手で字を書くと頭にいい、SF作家が語る"紙とペン"

『スノウ・クラッシュ』で知られるSF作家ニール・スティーヴンスンが、手書きの効能を綴った文章が話題。手を動かしながら考えると脳の広い範囲が働き、記憶や学びに効く——万年筆と紙で25年書いてきた人の実感つき。

ひかり:「手で字を書くと、頭にいい」——ねえ、これほんとなのっ? わたし最近、なんでもキーボードで、ペンなんて自分の名前を書くときくらいしか握ってないんだけど……!

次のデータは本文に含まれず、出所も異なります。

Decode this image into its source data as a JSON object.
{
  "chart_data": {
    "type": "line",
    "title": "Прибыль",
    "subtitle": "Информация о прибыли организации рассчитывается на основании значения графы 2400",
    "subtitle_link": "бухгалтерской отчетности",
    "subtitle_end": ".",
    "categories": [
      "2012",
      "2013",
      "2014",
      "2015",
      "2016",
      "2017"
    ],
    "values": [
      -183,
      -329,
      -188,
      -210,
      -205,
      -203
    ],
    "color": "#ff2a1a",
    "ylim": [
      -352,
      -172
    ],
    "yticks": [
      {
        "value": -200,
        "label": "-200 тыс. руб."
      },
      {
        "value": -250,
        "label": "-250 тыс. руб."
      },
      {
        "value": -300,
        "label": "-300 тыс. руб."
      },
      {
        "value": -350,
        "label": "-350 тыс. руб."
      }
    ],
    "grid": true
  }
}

ことね:言い出したのは、『スノウ・クラッシュ』なんかで知られるSF作家、ニール・スティーヴンスンさん。25年、万年筆と紙で小説を書いてきた人なの。手書きって、指先だけじゃなく腕ぜんぶを連動させて動かしながら、同時に頭で中身も考えるでしょ。だから脳のあちこちがいっぺんに働く——タイピングより広く脳を使う、っていう研究があるのよ。

ひかり:えー、書くって、ただ手を動かすだけじゃないんだ? キーボードで打つのと、そんなに違うものなの?

ことね:違うのよ。文字の間隔をどうとるか、線をどうつなげるか、"t"の横棒や"i"の点をどこに打つか——書いてるあいだじゅう、こまかい判断をずーっと解き続けてるの。その"手を動かしながら考える"が、抽象的な思考と溶け合って、記憶や学びに効くんだって。……ちなみに彼、大長編『バロック・サイクル』の手書き原稿、積み上げたら42インチ——1メートル超えらしいわよ。

みずき:…で? 効率でいったら、タイピングの圧勝でしょ。速いし、消せるし、あとで検索もできる。わざわざ遅くて、間違えたら書き直しの紙に戻るって、…で、それ誰得なの。

ことね:それがね、その"遅くて手がかかる"のが、むしろ効いてるって話なの。スティーヴンスンさんのこだわりも徹底しててね——鉛筆と安いボールペンは力が要るからダメ、ガラスの上をつるつる滑るスタイラスもダメ。ペン先には"ちょっとした摩擦"があったほうがいい、サッカー選手が芝の抵抗を感じながら走るのと同じ、って。紙は綿が25%以上のいいものを、って言うくらいなの。

みずき:…摩擦がいい、ねえ。…まあ、スルスル進みすぎると、手も頭も何も引っかからずに素通りする、ってのは、ちょっとわかる。…あと、書き心地にこだわるやつは、たいてい続く。道具に金かけると、やめるのがもったいなくなるからね。

ひかり:たしかにっ! お気に入りのペンだと、書きたくなるもんね! ……よし、わたし帰りに文房具屋さん寄る! ……あ、でもその前に、"書きたいこと"を思いつかないと、ペンだけあってもだった……。

みずき:…そこだよ。道具の前に、書きたい一行があるかどうか。…ま、25年ずっと書いて、それでも手を痛めたことないっていうあの人が言うんだから、続けたやつの勝ちなんでしょ。……ノート一冊なら、付き合うけど。

まとめ:紙とペンが偉いんじゃない。手を動かしながら考えた時間が、頭に残る。……まず、書きたい一行から。